Monday, Feb. 09, 1953
BEST OF BREED
Some 80 years ago, a German dogcatcher named Louis Dobermann determined to breed a new strain of dog that would combine the agility of a terrier, the strength of a shepherd and the grace of a greyhound. Assisted by two friends, a gravedigger and a bell ringer, Dobermann interbred pinschers, shepherds, rottweilers and black and tan terriers, to get an intelligent, powerful new breed that won distinction as a war dog in both World Wars and as a "seeing eye" for the blind.
This week a sleek, three-year-old descendant of "Dobermann's dogs," Mr. & Mrs. Len Carey's Doberman pinscher, Ch. Rancho Dobe's Storm (see cut opposite), defends the best-in-show title which he won last year in the annual Westminster Kennel Club competition at Madison Square Garden. The judge who last year picked Storm over the defending champion boxer, Bang Away of Sirrah Crest, called him "the greatest Doberman I've ever seen."
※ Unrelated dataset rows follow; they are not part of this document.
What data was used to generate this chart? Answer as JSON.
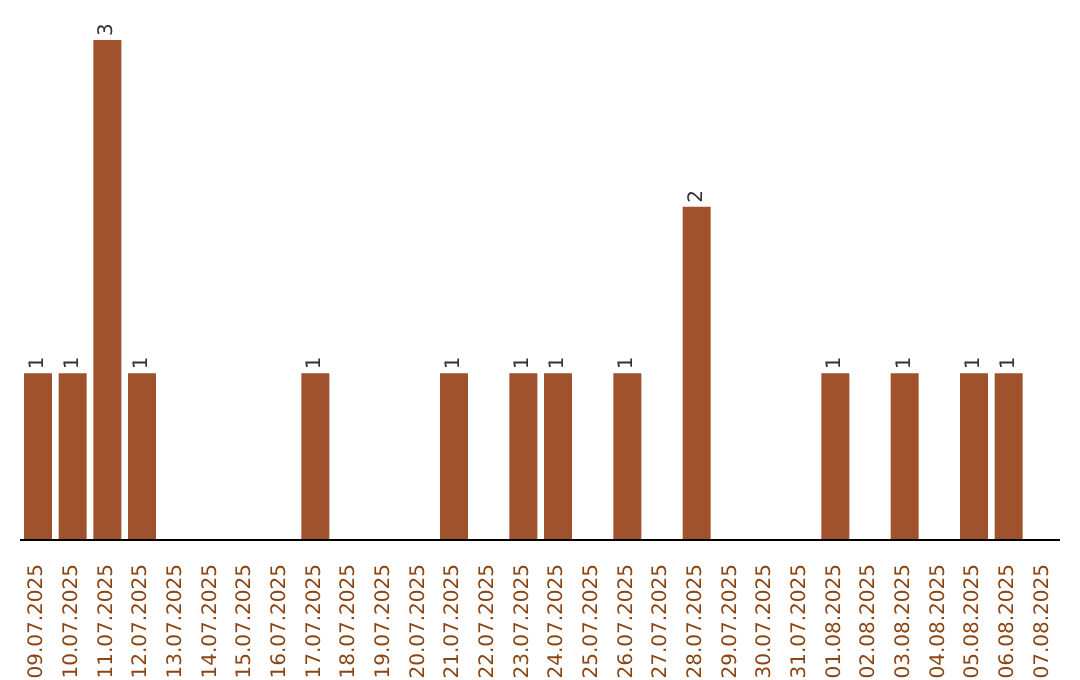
{
  "chart_data": {
    "type": "bar",
    "categories": [
      "09.07.2025",
      "10.07.2025",
      "11.07.2025",
      "12.07.2025",
      "13.07.2025",
      "14.07.2025",
      "15.07.2025",
      "16.07.2025",
      "17.07.2025",
      "18.07.2025",
      "19.07.2025",
      "20.07.2025",
      "21.07.2025",
      "22.07.2025",
      "23.07.2025",
      "24.07.2025",
      "25.07.2025",
      "26.07.2025",
      "27.07.2025",
      "28.07.2025",
      "29.07.2025",
      "30.07.2025",
      "31.07.2025",
      "01.08.2025",
      "02.08.2025",
      "03.08.2025",
      "04.08.2025",
      "05.08.2025",
      "06.08.2025",
      "07.08.2025"
    ],
    "values": [
      1,
      1,
      3,
      1,
      0,
      0,
      0,
      0,
      1,
      0,
      0,
      0,
      1,
      0,
      1,
      1,
      0,
      1,
      0,
      2,
      0,
      0,
      0,
      1,
      0,
      1,
      0,
      1,
      1,
      0
    ],
    "value_labels": [
      "1",
      "1",
      "3",
      "1",
      null,
      null,
      null,
      null,
      "1",
      null,
      null,
      null,
      "1",
      null,
      "1",
      "1",
      null,
      "1",
      null,
      "2",
      null,
      null,
      null,
      "1",
      null,
      "1",
      null,
      "1",
      "1",
      null
    ],
    "color": "#a0522d",
    "grid": false,
    "legend": false
  }
}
Also pictured on the following page are other 1952 bests-of-breed, most of whom will defend their blue-ribbon titles during the two-day Westminster show. Pointing eagerly toward this year's best-in-show award is the wire-haired fox terrier, four-year-old Ch. Wyretex Wyns Traveller of Trucote, owned by Mrs. Leonard Smit. Last May it beat the Doberman and won the nation's No. 2 classic, the Morris & Essex Show at Madison, NJ. Other breed champions: Pekingese Ch. Tai Chuo Sun of Dah Wong, owned by Sara F. Hodges and Aimee Ferret; Laura Franklin Delano's long-haired dachshund, Ch. Tytucker of Gypsy Barn; Mr. & Mrs. Steven G. Gillich's chowchow, Ch. Owhyo Wag-Gee (winner of 130 best-of-breed blue ribbons in four years); J. Stuart Walton's Ch. Lyn Mar's Clown (best basset hound at the Westminster show for the past three years).